4 Indian Women Turning Pain Into Purpose This Week
From an AI clinic helping 400,000 women get gynecological care to a daughter continuing her mother's legacy of raising abandoned children, this week's stories prove that courage carries forward. Here's how four women across India are building real solutions.
Some of the best work in India right now is being done by women who refused to accept the way things were.
This week brings four stories that prove it. A daughter who watched her mother save thousands of abandoned children and decided to keep going. An AI platform that made it easier for 400,000 women to ask health questions they were too afraid to speak out loud. School friends who found each other after 60 years and chose adventure. And a flower farmer who turned discarded blooms into an award-winning business.

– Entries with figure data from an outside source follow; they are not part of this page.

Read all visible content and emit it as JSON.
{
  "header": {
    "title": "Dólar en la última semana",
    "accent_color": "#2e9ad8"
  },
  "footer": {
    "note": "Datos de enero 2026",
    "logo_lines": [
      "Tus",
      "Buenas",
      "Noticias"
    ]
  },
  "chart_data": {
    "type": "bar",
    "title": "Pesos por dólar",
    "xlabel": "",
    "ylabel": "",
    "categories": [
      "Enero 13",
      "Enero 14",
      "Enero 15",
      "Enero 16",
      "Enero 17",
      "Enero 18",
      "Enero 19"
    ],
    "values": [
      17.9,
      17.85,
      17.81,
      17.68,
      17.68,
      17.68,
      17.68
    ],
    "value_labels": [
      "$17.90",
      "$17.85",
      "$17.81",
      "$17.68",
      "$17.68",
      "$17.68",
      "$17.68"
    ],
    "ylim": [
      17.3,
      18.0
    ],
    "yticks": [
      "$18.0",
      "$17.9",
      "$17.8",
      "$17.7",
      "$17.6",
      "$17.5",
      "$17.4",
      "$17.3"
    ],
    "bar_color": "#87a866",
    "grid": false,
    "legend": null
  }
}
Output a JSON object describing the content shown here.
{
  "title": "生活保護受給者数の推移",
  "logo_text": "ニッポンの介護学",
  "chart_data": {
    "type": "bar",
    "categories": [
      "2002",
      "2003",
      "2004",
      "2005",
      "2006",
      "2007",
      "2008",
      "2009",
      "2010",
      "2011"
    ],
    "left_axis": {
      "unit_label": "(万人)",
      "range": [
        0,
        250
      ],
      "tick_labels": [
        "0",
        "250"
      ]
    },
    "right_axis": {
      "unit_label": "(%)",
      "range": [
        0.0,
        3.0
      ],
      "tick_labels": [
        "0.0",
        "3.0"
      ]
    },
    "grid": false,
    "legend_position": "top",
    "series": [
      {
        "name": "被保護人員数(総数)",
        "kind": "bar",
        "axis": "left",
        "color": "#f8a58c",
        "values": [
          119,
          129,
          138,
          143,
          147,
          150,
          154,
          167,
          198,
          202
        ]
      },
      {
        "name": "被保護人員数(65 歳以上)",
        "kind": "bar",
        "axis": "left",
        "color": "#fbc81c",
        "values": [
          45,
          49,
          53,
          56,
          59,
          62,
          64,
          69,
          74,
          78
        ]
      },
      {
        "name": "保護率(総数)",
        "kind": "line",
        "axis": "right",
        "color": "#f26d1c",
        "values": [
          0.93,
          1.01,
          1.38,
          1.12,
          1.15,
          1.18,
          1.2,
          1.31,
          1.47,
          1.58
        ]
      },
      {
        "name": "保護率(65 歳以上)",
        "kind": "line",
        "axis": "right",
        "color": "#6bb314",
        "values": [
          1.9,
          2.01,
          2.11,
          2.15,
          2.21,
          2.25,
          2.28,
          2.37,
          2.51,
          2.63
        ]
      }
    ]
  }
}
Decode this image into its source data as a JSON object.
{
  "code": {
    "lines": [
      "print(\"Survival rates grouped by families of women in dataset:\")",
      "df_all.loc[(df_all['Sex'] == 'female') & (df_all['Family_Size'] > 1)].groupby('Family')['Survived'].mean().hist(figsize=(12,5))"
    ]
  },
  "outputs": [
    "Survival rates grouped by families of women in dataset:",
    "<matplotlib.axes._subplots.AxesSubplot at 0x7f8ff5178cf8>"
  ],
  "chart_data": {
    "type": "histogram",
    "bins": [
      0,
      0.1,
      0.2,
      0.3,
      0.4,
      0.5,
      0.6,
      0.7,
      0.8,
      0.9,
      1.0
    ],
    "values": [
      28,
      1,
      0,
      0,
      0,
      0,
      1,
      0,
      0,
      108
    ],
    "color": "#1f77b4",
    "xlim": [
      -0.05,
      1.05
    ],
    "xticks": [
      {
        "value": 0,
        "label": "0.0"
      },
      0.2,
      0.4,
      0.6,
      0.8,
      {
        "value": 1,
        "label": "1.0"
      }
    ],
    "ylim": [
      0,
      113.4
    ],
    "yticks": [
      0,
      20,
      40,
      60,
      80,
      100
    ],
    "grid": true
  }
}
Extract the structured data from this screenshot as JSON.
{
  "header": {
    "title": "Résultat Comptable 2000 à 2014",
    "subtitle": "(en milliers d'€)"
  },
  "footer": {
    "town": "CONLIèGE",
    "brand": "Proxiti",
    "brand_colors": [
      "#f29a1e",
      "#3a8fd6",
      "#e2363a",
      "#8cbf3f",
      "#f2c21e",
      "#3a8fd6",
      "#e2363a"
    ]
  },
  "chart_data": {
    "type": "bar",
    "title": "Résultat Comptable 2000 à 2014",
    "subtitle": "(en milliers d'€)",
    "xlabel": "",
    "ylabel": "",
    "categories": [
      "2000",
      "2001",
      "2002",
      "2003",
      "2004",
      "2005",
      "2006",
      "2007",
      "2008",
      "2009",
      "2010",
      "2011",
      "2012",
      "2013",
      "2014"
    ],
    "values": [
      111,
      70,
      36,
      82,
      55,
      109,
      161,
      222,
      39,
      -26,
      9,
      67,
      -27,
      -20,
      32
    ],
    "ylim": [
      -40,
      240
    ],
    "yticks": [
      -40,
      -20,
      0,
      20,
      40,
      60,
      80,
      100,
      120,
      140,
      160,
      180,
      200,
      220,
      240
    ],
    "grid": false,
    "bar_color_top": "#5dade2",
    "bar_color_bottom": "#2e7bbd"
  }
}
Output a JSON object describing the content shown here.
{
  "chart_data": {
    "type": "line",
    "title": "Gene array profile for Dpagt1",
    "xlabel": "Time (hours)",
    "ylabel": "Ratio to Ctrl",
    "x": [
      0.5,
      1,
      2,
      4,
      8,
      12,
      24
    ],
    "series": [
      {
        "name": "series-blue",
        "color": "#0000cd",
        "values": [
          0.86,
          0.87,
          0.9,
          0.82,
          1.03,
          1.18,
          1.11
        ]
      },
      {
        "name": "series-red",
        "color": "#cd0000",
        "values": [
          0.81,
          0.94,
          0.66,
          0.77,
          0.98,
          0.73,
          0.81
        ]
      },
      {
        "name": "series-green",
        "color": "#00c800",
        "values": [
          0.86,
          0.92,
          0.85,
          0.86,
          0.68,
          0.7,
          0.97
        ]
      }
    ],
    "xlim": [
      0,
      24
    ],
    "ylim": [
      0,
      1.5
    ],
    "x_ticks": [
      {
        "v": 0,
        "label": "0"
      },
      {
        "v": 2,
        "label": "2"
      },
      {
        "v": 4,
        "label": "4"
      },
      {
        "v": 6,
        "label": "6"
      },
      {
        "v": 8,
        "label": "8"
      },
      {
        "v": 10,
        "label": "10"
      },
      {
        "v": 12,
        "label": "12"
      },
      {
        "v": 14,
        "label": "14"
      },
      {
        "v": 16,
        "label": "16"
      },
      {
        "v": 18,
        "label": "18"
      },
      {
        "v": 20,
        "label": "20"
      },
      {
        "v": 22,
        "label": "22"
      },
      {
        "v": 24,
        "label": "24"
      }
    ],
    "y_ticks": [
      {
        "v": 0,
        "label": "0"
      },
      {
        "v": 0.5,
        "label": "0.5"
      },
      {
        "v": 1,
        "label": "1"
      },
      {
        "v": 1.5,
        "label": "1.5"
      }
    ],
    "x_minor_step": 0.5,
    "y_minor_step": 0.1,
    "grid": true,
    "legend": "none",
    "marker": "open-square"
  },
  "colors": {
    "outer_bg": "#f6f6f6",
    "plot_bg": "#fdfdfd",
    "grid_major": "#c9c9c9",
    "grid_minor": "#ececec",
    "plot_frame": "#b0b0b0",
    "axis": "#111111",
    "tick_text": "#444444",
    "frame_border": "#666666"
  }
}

Mamata Sapkal is keeping her mother's promise alive. Her mother, Sindhutai Sapkal, was abandoned by her family while heavily pregnant and left on the roadside to die. Instead, Sindhutai survived and opened her arms to children who had nobody, becoming "Maai" to thousands of orphaned kids across India.
When Sindhutai passed away in 2022, Mamata stepped in. She continues running the orphanages and making sure no child goes without care, one hug at a time.
Divya Kamerkar and Akanksha Vyas noticed something many women live with daily: the shame and fear around asking gynecological questions. They built Pinky Promise, an AI-powered clinic where women can start conversations privately through chat before connecting with real doctors.

The platform has now helped over 400,000 women across India get the healthcare they were too nervous to seek before. It's making the first step easier, and that's where the real barrier often sits.
The Ripple Effect
Mercy Rego found an old school friend online and felt that rush of memory. One message became a reconnection, and soon their whole childhood group was back together after six decades apart.
They didn't settle for a quick catch-up call. They planned trips, sang old songs, and gave themselves permission to feel young again in their 60s. Their reunion became the girls' trip they'd been waiting a lifetime for.
In Manipur, Chokhone Krichena ignored everyone who told her to get a "proper job." She built Dianthe, a business connecting local flower farmers to city markets so they could earn fair prices and steady income.
She also turns discarded flowers into eco-friendly products, reducing waste and creating value where others saw none. Her work has earned recognition for climate innovation, and she's still growing.
Four women, four different paths, one shared thread: they saw a gap and filled it themselves.